Там было слово «камин». Это единственная улика. А в таком большом доме, как Солнечное, каминов было множество. Открытый камин в моем будуаре… В спальнях каминов не было. Еще было слово «труба»… И вдруг я вскочила. Кладовая! Она находилась как раз над моей головой. И там был камин. Открытый камин — и именно с кирпичной трубой!

Я стала внимательно рассматривать стену. В ней не было дымохода. Дымоходов не было и в холле на первом этаже под спальней. Как я уже говорила, дом отапливался батареями. В гостиной тоже был огромный камин, но он находился в западной половине дома.

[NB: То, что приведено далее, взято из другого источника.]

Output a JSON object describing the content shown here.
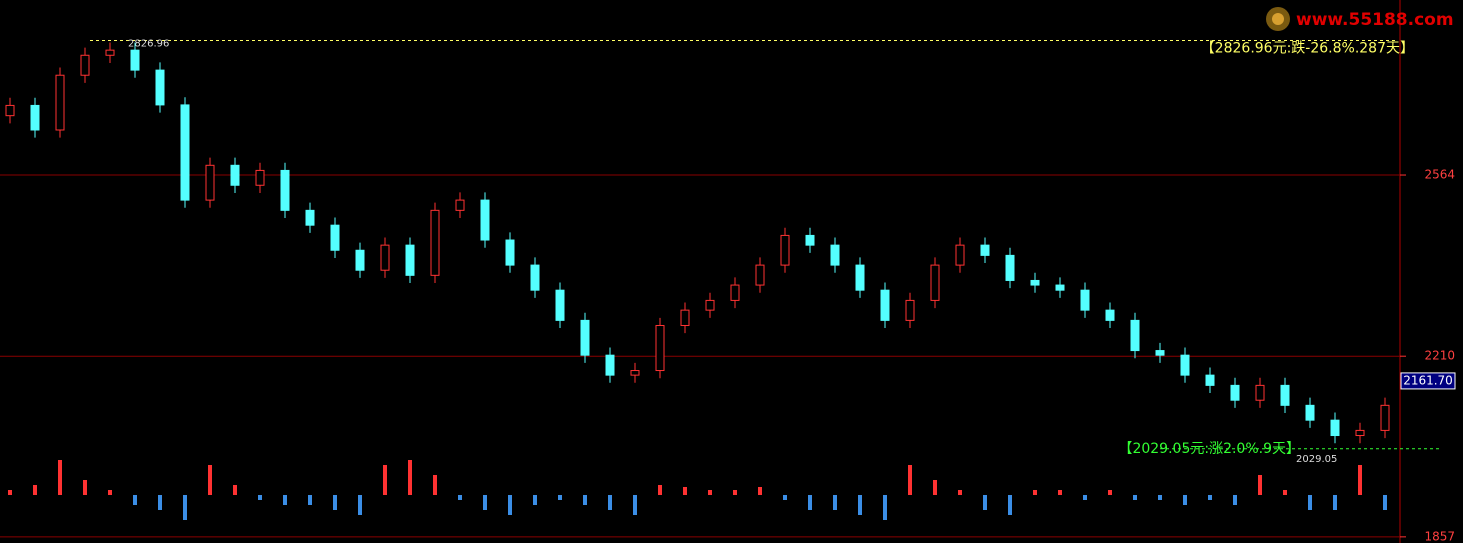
{
  "chart_data": [
    {
      "type": "candlestick",
      "open": [
        2680,
        2700,
        2652,
        2759,
        2798,
        2808,
        2769,
        2701,
        2515,
        2583,
        2544,
        2573,
        2495,
        2466,
        2417,
        2378,
        2427,
        2368,
        2495,
        2515,
        2437,
        2388,
        2339,
        2280,
        2212,
        2173,
        2182,
        2270,
        2300,
        2319,
        2349,
        2388,
        2446,
        2427,
        2388,
        2339,
        2280,
        2319,
        2388,
        2427,
        2407,
        2358,
        2349,
        2339,
        2300,
        2280,
        2221,
        2212,
        2173,
        2153,
        2124,
        2153,
        2114,
        2085,
        2055,
        2065
      ],
      "close": [
        2700,
        2652,
        2759,
        2798,
        2808,
        2769,
        2701,
        2515,
        2583,
        2544,
        2573,
        2495,
        2466,
        2417,
        2378,
        2427,
        2368,
        2495,
        2515,
        2437,
        2388,
        2339,
        2280,
        2212,
        2173,
        2182,
        2270,
        2300,
        2319,
        2349,
        2388,
        2446,
        2427,
        2388,
        2339,
        2280,
        2319,
        2388,
        2427,
        2407,
        2358,
        2349,
        2339,
        2300,
        2280,
        2221,
        2212,
        2173,
        2153,
        2124,
        2153,
        2114,
        2085,
        2055,
        2065,
        2114
      ],
      "high": [
        2715,
        2715,
        2774,
        2813,
        2823,
        2823,
        2784,
        2716,
        2598,
        2598,
        2588,
        2588,
        2510,
        2481,
        2432,
        2442,
        2442,
        2510,
        2530,
        2530,
        2452,
        2403,
        2354,
        2295,
        2227,
        2197,
        2285,
        2315,
        2334,
        2364,
        2403,
        2461,
        2461,
        2442,
        2403,
        2354,
        2334,
        2403,
        2442,
        2442,
        2422,
        2373,
        2364,
        2354,
        2315,
        2295,
        2236,
        2227,
        2188,
        2168,
        2168,
        2168,
        2129,
        2100,
        2080,
        2129
      ],
      "low": [
        2665,
        2637,
        2637,
        2744,
        2783,
        2754,
        2686,
        2500,
        2500,
        2529,
        2529,
        2480,
        2451,
        2402,
        2363,
        2363,
        2353,
        2353,
        2480,
        2422,
        2373,
        2324,
        2265,
        2197,
        2158,
        2158,
        2167,
        2255,
        2285,
        2304,
        2334,
        2373,
        2412,
        2373,
        2324,
        2265,
        2265,
        2304,
        2373,
        2392,
        2343,
        2334,
        2324,
        2285,
        2265,
        2206,
        2197,
        2158,
        2138,
        2109,
        2109,
        2099,
        2070,
        2040,
        2040,
        2050
      ],
      "up_color": "#ff3232",
      "down_color": "#54ffff",
      "ylim": [
        1845,
        2906
      ],
      "yticks": [
        1857,
        2210,
        2564
      ],
      "grid": true,
      "grid_color": "#8a0000",
      "levels": [
        {
          "value": 2826.96,
          "label": "2826.96",
          "note": "【2826.96元:跌-26.8%.287天】",
          "color": "#ffff66"
        },
        {
          "value": 2029.05,
          "label": "2029.05",
          "note": "【2029.05元:涨2.0%.9天】",
          "color": "#33ff33"
        }
      ],
      "last_price": {
        "value": 2161.7,
        "label": "2161.70"
      },
      "watermark": "www.55188.com"
    },
    {
      "type": "histogram",
      "values": [
        5,
        10,
        35,
        15,
        5,
        -10,
        -15,
        -25,
        30,
        10,
        -5,
        -10,
        -10,
        -15,
        -20,
        30,
        35,
        20,
        -5,
        -15,
        -20,
        -10,
        -5,
        -10,
        -15,
        -20,
        10,
        8,
        5,
        5,
        8,
        -5,
        -15,
        -15,
        -20,
        -25,
        30,
        15,
        5,
        -15,
        -20,
        5,
        5,
        -5,
        5,
        -5,
        -5,
        -10,
        -5,
        -10,
        20,
        5,
        -15,
        -15,
        30,
        -15
      ],
      "ylim": [
        -48,
        48
      ],
      "pos_color": "#ff3232",
      "neg_color": "#3b8ee6"
    }
  ]
}
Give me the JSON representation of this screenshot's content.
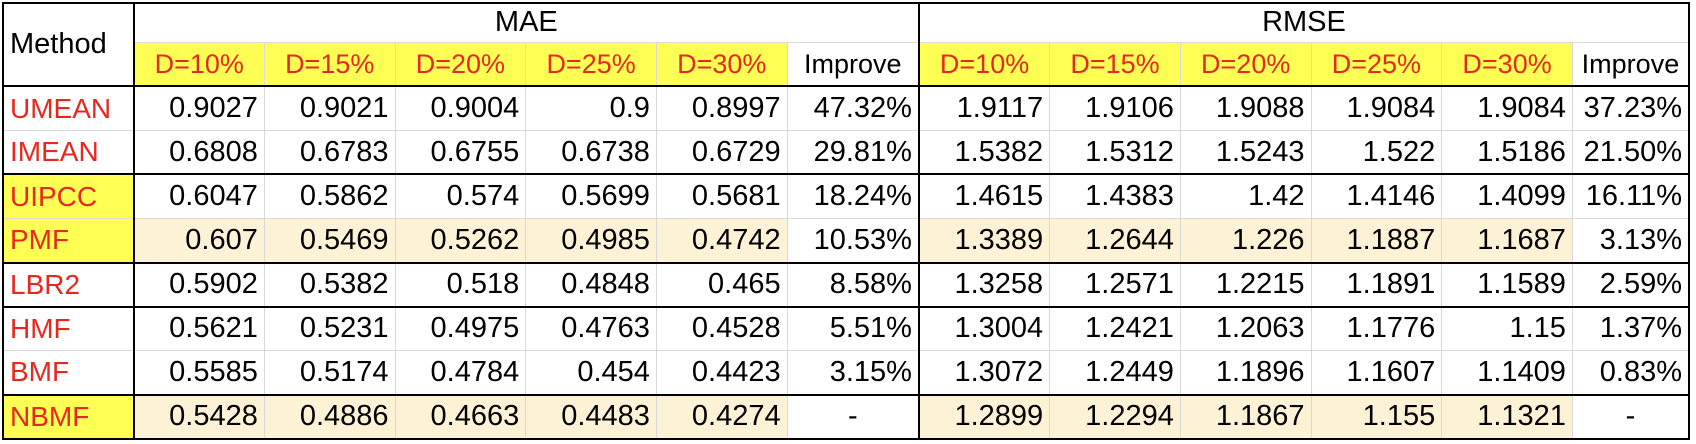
{
  "table": {
    "method_header": "Method",
    "groups": [
      "MAE",
      "RMSE"
    ],
    "subheaders": [
      "D=10%",
      "D=15%",
      "D=20%",
      "D=25%",
      "D=30%",
      "Improve"
    ],
    "rows": [
      {
        "name": "UMEAN",
        "mae": [
          "0.9027",
          "0.9021",
          "0.9004",
          "0.9",
          "0.8997",
          "47.32%"
        ],
        "rmse": [
          "1.9117",
          "1.9106",
          "1.9088",
          "1.9084",
          "1.9084",
          "37.23%"
        ]
      },
      {
        "name": "IMEAN",
        "mae": [
          "0.6808",
          "0.6783",
          "0.6755",
          "0.6738",
          "0.6729",
          "29.81%"
        ],
        "rmse": [
          "1.5382",
          "1.5312",
          "1.5243",
          "1.522",
          "1.5186",
          "21.50%"
        ]
      },
      {
        "name": "UIPCC",
        "mae": [
          "0.6047",
          "0.5862",
          "0.574",
          "0.5699",
          "0.5681",
          "18.24%"
        ],
        "rmse": [
          "1.4615",
          "1.4383",
          "1.42",
          "1.4146",
          "1.4099",
          "16.11%"
        ]
      },
      {
        "name": "PMF",
        "mae": [
          "0.607",
          "0.5469",
          "0.5262",
          "0.4985",
          "0.4742",
          "10.53%"
        ],
        "rmse": [
          "1.3389",
          "1.2644",
          "1.226",
          "1.1887",
          "1.1687",
          "3.13%"
        ]
      },
      {
        "name": "LBR2",
        "mae": [
          "0.5902",
          "0.5382",
          "0.518",
          "0.4848",
          "0.465",
          "8.58%"
        ],
        "rmse": [
          "1.3258",
          "1.2571",
          "1.2215",
          "1.1891",
          "1.1589",
          "2.59%"
        ]
      },
      {
        "name": "HMF",
        "mae": [
          "0.5621",
          "0.5231",
          "0.4975",
          "0.4763",
          "0.4528",
          "5.51%"
        ],
        "rmse": [
          "1.3004",
          "1.2421",
          "1.2063",
          "1.1776",
          "1.15",
          "1.37%"
        ]
      },
      {
        "name": "BMF",
        "mae": [
          "0.5585",
          "0.5174",
          "0.4784",
          "0.454",
          "0.4423",
          "3.15%"
        ],
        "rmse": [
          "1.3072",
          "1.2449",
          "1.1896",
          "1.1607",
          "1.1409",
          "0.83%"
        ]
      },
      {
        "name": "NBMF",
        "mae": [
          "0.5428",
          "0.4886",
          "0.4663",
          "0.4483",
          "0.4274",
          "-"
        ],
        "rmse": [
          "1.2899",
          "1.2294",
          "1.1867",
          "1.155",
          "1.1321",
          "-"
        ]
      }
    ]
  },
  "colors": {
    "header_fill": "#ffff54",
    "highlight_row_fill": "#fdf1d6",
    "method_text": "#e8281f"
  }
}
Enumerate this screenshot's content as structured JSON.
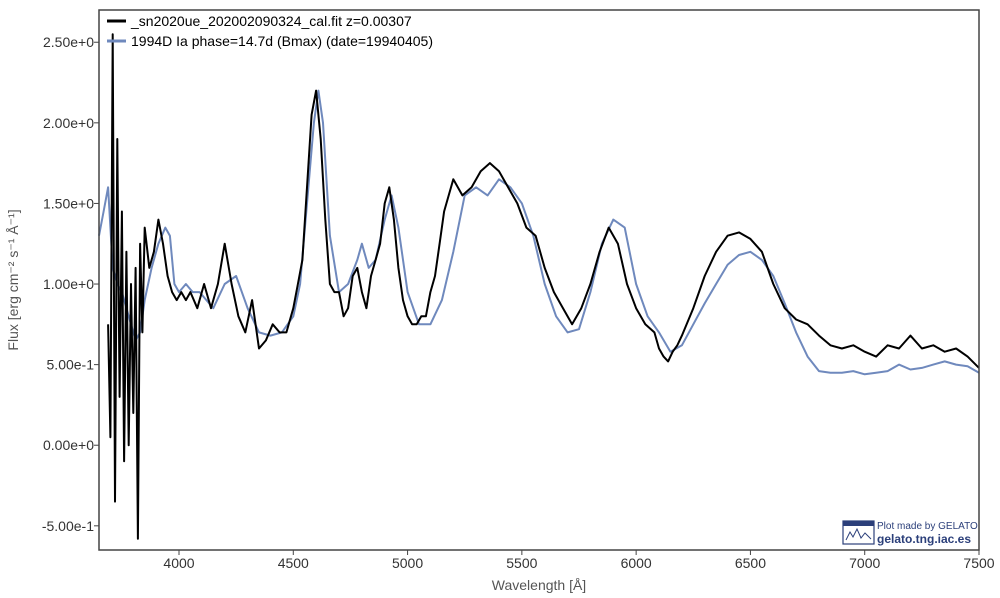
{
  "chart_data": {
    "type": "line",
    "xlabel": "Wavelength [Å]",
    "ylabel": "Flux [erg cm⁻² s⁻¹ Å⁻¹]",
    "xlim": [
      3650,
      7500
    ],
    "ylim": [
      -0.65,
      2.7
    ],
    "x_ticks": [
      4000,
      4500,
      5000,
      5500,
      6000,
      6500,
      7000,
      7500
    ],
    "x_tick_labels": [
      "4000",
      "4500",
      "5000",
      "5500",
      "6000",
      "6500",
      "7000",
      "7500"
    ],
    "y_ticks": [
      -0.5,
      0.0,
      0.5,
      1.0,
      1.5,
      2.0,
      2.5
    ],
    "y_tick_labels": [
      "-5.00e-1",
      "0.00e+0",
      "5.00e-1",
      "1.00e+0",
      "1.50e+0",
      "2.00e+0",
      "2.50e+0"
    ],
    "grid": false,
    "legend_position": "top-left",
    "series": [
      {
        "name": "_sn2020ue_202002090324_cal.fit  z=0.00307",
        "color": "#000000",
        "x": [
          3690,
          3700,
          3710,
          3720,
          3730,
          3740,
          3750,
          3760,
          3770,
          3780,
          3790,
          3800,
          3810,
          3820,
          3830,
          3840,
          3850,
          3870,
          3890,
          3910,
          3930,
          3950,
          3970,
          3990,
          4010,
          4030,
          4050,
          4080,
          4110,
          4140,
          4170,
          4200,
          4230,
          4260,
          4290,
          4320,
          4350,
          4380,
          4410,
          4440,
          4470,
          4500,
          4520,
          4540,
          4560,
          4580,
          4600,
          4620,
          4640,
          4660,
          4680,
          4700,
          4720,
          4740,
          4760,
          4780,
          4800,
          4820,
          4840,
          4860,
          4880,
          4900,
          4920,
          4940,
          4960,
          4980,
          5000,
          5020,
          5040,
          5060,
          5080,
          5100,
          5120,
          5140,
          5160,
          5180,
          5200,
          5240,
          5280,
          5320,
          5360,
          5400,
          5440,
          5480,
          5520,
          5560,
          5600,
          5640,
          5680,
          5720,
          5760,
          5800,
          5840,
          5880,
          5920,
          5960,
          6000,
          6040,
          6080,
          6100,
          6120,
          6140,
          6160,
          6180,
          6200,
          6250,
          6300,
          6350,
          6400,
          6450,
          6500,
          6550,
          6600,
          6650,
          6700,
          6750,
          6800,
          6850,
          6900,
          6950,
          7000,
          7050,
          7100,
          7150,
          7200,
          7250,
          7300,
          7350,
          7400,
          7450,
          7500
        ],
        "y": [
          0.75,
          0.05,
          2.55,
          -0.35,
          1.9,
          0.3,
          1.45,
          -0.1,
          1.2,
          0.0,
          1.0,
          0.2,
          1.1,
          -0.58,
          1.25,
          0.7,
          1.35,
          1.1,
          1.2,
          1.4,
          1.25,
          1.05,
          0.95,
          0.9,
          0.95,
          0.9,
          0.95,
          0.85,
          1.0,
          0.85,
          1.0,
          1.25,
          1.0,
          0.8,
          0.7,
          0.9,
          0.6,
          0.65,
          0.75,
          0.7,
          0.7,
          0.85,
          1.0,
          1.15,
          1.6,
          2.05,
          2.2,
          1.9,
          1.4,
          1.0,
          0.95,
          0.95,
          0.8,
          0.85,
          1.05,
          1.1,
          0.95,
          0.85,
          1.05,
          1.15,
          1.25,
          1.5,
          1.6,
          1.4,
          1.1,
          0.9,
          0.8,
          0.75,
          0.75,
          0.8,
          0.8,
          0.95,
          1.05,
          1.25,
          1.45,
          1.55,
          1.65,
          1.55,
          1.6,
          1.7,
          1.75,
          1.7,
          1.6,
          1.5,
          1.35,
          1.3,
          1.1,
          0.95,
          0.85,
          0.75,
          0.85,
          1.0,
          1.2,
          1.35,
          1.25,
          1.0,
          0.85,
          0.75,
          0.7,
          0.6,
          0.55,
          0.52,
          0.58,
          0.62,
          0.68,
          0.85,
          1.05,
          1.2,
          1.3,
          1.32,
          1.28,
          1.2,
          1.0,
          0.85,
          0.78,
          0.75,
          0.68,
          0.62,
          0.6,
          0.62,
          0.58,
          0.55,
          0.62,
          0.6,
          0.68,
          0.6,
          0.62,
          0.58,
          0.6,
          0.55,
          0.48
        ]
      },
      {
        "name": "1994D  Ia  phase=14.7d (Bmax)  (date=19940405)",
        "color": "#6f89bd",
        "x": [
          3650,
          3670,
          3690,
          3710,
          3730,
          3750,
          3770,
          3790,
          3810,
          3830,
          3850,
          3880,
          3910,
          3940,
          3960,
          3980,
          4000,
          4030,
          4060,
          4090,
          4120,
          4150,
          4200,
          4250,
          4300,
          4350,
          4400,
          4450,
          4500,
          4530,
          4560,
          4590,
          4610,
          4630,
          4660,
          4700,
          4740,
          4780,
          4800,
          4830,
          4860,
          4900,
          4930,
          4960,
          5000,
          5050,
          5100,
          5150,
          5200,
          5250,
          5300,
          5350,
          5400,
          5450,
          5500,
          5550,
          5600,
          5650,
          5700,
          5750,
          5800,
          5850,
          5900,
          5950,
          6000,
          6050,
          6100,
          6150,
          6200,
          6250,
          6300,
          6350,
          6400,
          6450,
          6500,
          6550,
          6600,
          6650,
          6700,
          6750,
          6800,
          6850,
          6900,
          6950,
          7000,
          7050,
          7100,
          7150,
          7200,
          7250,
          7300,
          7350,
          7400,
          7450,
          7500
        ],
        "y": [
          1.3,
          1.45,
          1.6,
          1.1,
          1.0,
          0.95,
          0.85,
          0.75,
          0.65,
          0.7,
          0.9,
          1.1,
          1.25,
          1.35,
          1.3,
          1.0,
          0.95,
          1.0,
          0.95,
          0.95,
          0.9,
          0.85,
          1.0,
          1.05,
          0.85,
          0.7,
          0.68,
          0.7,
          0.8,
          1.0,
          1.5,
          2.0,
          2.2,
          2.0,
          1.3,
          0.95,
          1.0,
          1.15,
          1.25,
          1.1,
          1.15,
          1.4,
          1.55,
          1.35,
          0.95,
          0.75,
          0.75,
          0.9,
          1.2,
          1.55,
          1.6,
          1.55,
          1.65,
          1.6,
          1.5,
          1.3,
          1.0,
          0.8,
          0.7,
          0.72,
          0.95,
          1.25,
          1.4,
          1.35,
          1.0,
          0.8,
          0.7,
          0.58,
          0.62,
          0.75,
          0.88,
          1.0,
          1.12,
          1.18,
          1.2,
          1.15,
          1.05,
          0.88,
          0.7,
          0.55,
          0.46,
          0.45,
          0.45,
          0.46,
          0.44,
          0.45,
          0.46,
          0.5,
          0.47,
          0.48,
          0.5,
          0.52,
          0.5,
          0.49,
          0.45
        ]
      }
    ]
  },
  "credit": {
    "line1": "Plot made by GELATO",
    "line2": "gelato.tng.iac.es",
    "logo_text": "GELATO"
  }
}
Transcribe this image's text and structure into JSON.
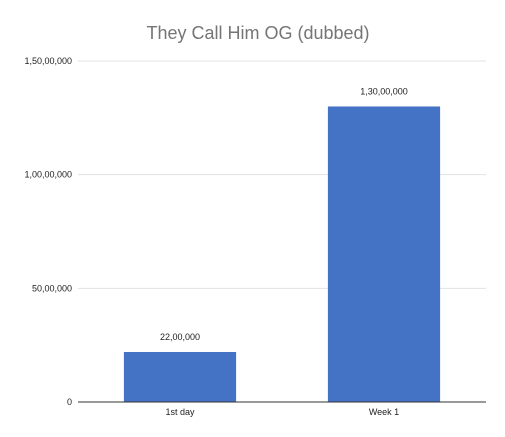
{
  "chart_data": {
    "type": "bar",
    "title": "They Call Him OG (dubbed)",
    "xlabel": "",
    "ylabel": "",
    "categories": [
      "1st day",
      "Week 1"
    ],
    "values": [
      2200000,
      13000000
    ],
    "value_labels": [
      "22,00,000",
      "1,30,00,000"
    ],
    "ylim": [
      0,
      15000000
    ],
    "yticks": [
      0,
      5000000,
      10000000,
      15000000
    ],
    "ytick_labels": [
      "0",
      "50,00,000",
      "1,00,00,000",
      "1,50,00,000"
    ],
    "grid": true,
    "legend": "none",
    "colors": {
      "bar": "#4472c4",
      "title": "#757575",
      "grid": "#e3e3e3",
      "baseline": "#333333"
    }
  }
}
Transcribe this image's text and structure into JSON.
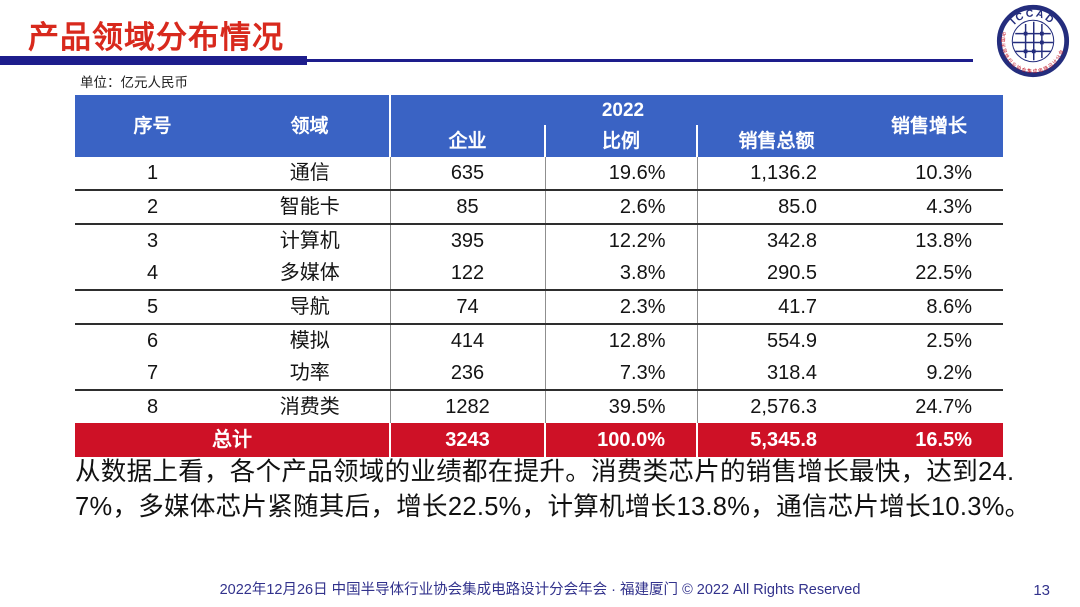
{
  "slide": {
    "title": "产品领域分布情况",
    "unit_label": "单位：亿元人民币",
    "summary": "从数据上看，各个产品领域的业绩都在提升。消费类芯片的销售增长最快，达到24.7%，多媒体芯片紧随其后，增长22.5%，计算机增长13.8%，通信芯片增长10.3%。",
    "footer_text": "2022年12月26日 中国半导体行业协会集成电路设计分会年会 · 福建厦门 © 2022 All Rights Reserved",
    "page_number": "13"
  },
  "logo": {
    "acronym": "ICCAD",
    "ring_text": "中国半导体行业协会集成电路设计分会"
  },
  "table": {
    "header": {
      "no": "序号",
      "field": "领域",
      "year_group": "2022",
      "companies": "企业",
      "ratio": "比例",
      "sales": "销售总额",
      "growth": "销售增长"
    },
    "rows": [
      {
        "no": "1",
        "field": "通信",
        "companies": "635",
        "ratio": "19.6%",
        "sales": "1,136.2",
        "growth": "10.3%"
      },
      {
        "no": "2",
        "field": "智能卡",
        "companies": "85",
        "ratio": "2.6%",
        "sales": "85.0",
        "growth": "4.3%"
      },
      {
        "no": "3",
        "field": "计算机",
        "companies": "395",
        "ratio": "12.2%",
        "sales": "342.8",
        "growth": "13.8%"
      },
      {
        "no": "4",
        "field": "多媒体",
        "companies": "122",
        "ratio": "3.8%",
        "sales": "290.5",
        "growth": "22.5%"
      },
      {
        "no": "5",
        "field": "导航",
        "companies": "74",
        "ratio": "2.3%",
        "sales": "41.7",
        "growth": "8.6%"
      },
      {
        "no": "6",
        "field": "模拟",
        "companies": "414",
        "ratio": "12.8%",
        "sales": "554.9",
        "growth": "2.5%"
      },
      {
        "no": "7",
        "field": "功率",
        "companies": "236",
        "ratio": "7.3%",
        "sales": "318.4",
        "growth": "9.2%"
      },
      {
        "no": "8",
        "field": "消费类",
        "companies": "1282",
        "ratio": "39.5%",
        "sales": "2,576.3",
        "growth": "24.7%"
      }
    ],
    "total": {
      "label": "总计",
      "companies": "3243",
      "ratio": "100.0%",
      "sales": "5,345.8",
      "growth": "16.5%"
    }
  },
  "colors": {
    "title_red": "#d8291d",
    "navy_bar": "#1d1d8c",
    "header_blue": "#3a63c4",
    "total_red": "#ce1126",
    "footer_navy": "#32328c"
  },
  "chart_data": {
    "type": "table",
    "title": "产品领域分布情况",
    "unit": "亿元人民币",
    "columns": [
      "序号",
      "领域",
      "2022 企业",
      "2022 比例",
      "2022 销售总额",
      "销售增长"
    ],
    "rows": [
      [
        1,
        "通信",
        635,
        "19.6%",
        1136.2,
        "10.3%"
      ],
      [
        2,
        "智能卡",
        85,
        "2.6%",
        85.0,
        "4.3%"
      ],
      [
        3,
        "计算机",
        395,
        "12.2%",
        342.8,
        "13.8%"
      ],
      [
        4,
        "多媒体",
        122,
        "3.8%",
        290.5,
        "22.5%"
      ],
      [
        5,
        "导航",
        74,
        "2.3%",
        41.7,
        "8.6%"
      ],
      [
        6,
        "模拟",
        414,
        "12.8%",
        554.9,
        "2.5%"
      ],
      [
        7,
        "功率",
        236,
        "7.3%",
        318.4,
        "9.2%"
      ],
      [
        8,
        "消费类",
        1282,
        "39.5%",
        2576.3,
        "24.7%"
      ]
    ],
    "total_row": [
      "总计",
      "",
      3243,
      "100.0%",
      5345.8,
      "16.5%"
    ]
  }
}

Для чего, зачем в кладовке были и батареи, и камин? Обычно архитекторы довольно разумно составляют план дома. Через четверть часа я уже была наверху с портновским сантиметром в руках, пытаясь оправдать мнение мистера Джеймисона о моей персоне, будто я умная. Я решила ничего не рассказывать ему до тех пор, пока не добуду доказательств своей правоты. Дыру в кладовке между трубой и внешней стеной не заделали, и она зияла, как и прежде. Я осмотрела ее внимательно, но не узнала ничего нового. Однако расстояние между кирпичной стеной и внутренней стеной из дранки и штукатурки приобрело теперь новое значение. Через дыру была видна только одна сторона трубы, и я решила узнать, что же находится по другую сторону камина.

В то утро Лидди отправилась в город за покупками, мне просто повезло. У меня не было инструментов, но я нашла садовые ножницы, топорик и начала работать. Штукатурка отходила довольно легко. С дранкой было хуже. Я просто измучилась, покуда топорик наконец не пробил стену и не рухнул вниз. Я вздрогнула от этого звука — будто прозвучал выстрел, — и поглядела на свою ладонь, на которой набухал волдырь. Сердце мое готово было выпрыгнуть из груди. На шум ведь могла примчаться ватага слуг и детективов. Но ночное дежурство кончилось, дом мирно спал, никто не появился. Ножницами я стала расширять дыру, дрожащей рукой зажгла свечу и поднесла ее к темному проему. Увы, я увидела такое же пространство, как и по другую сторону трубы, и ничего более, и была ужасно разочарована.

Мистер Джеймисон считал, что если в доме и есть потайная комната, она должна непременно находиться возле винтовой лестницы. Насколько мне известно, он внимательно осматривал шахту, ведущую в подвал. И я уже почти решила, что он прав, когда мой взгляд остановился на камине и его облицовке. Камином явно никогда не пользовались, он был закрыт железной решеткой. Когда же я попробовала отодвинуть ее и поняла, что она плотно прикреплена к кирпичу, я оживилась и выбежала в соседнюю комнату. Надо же, там находился точно такой же камин, и его решетка тоже не снималась. В обеих комнатах дымоходы в стенах несколько выдавались наружу. Дрожащими руками я взяла сантиметр и стала измерять. Они выдавались в каждой комнате на два с половиной фута. Если к этому прибавить два раза по три фута, то есть расстояние между наружной и внутренней стенами, то получалось восемь футов. Восемь футов в одну сторону и почти семь в другую! Что же это за каминная труба?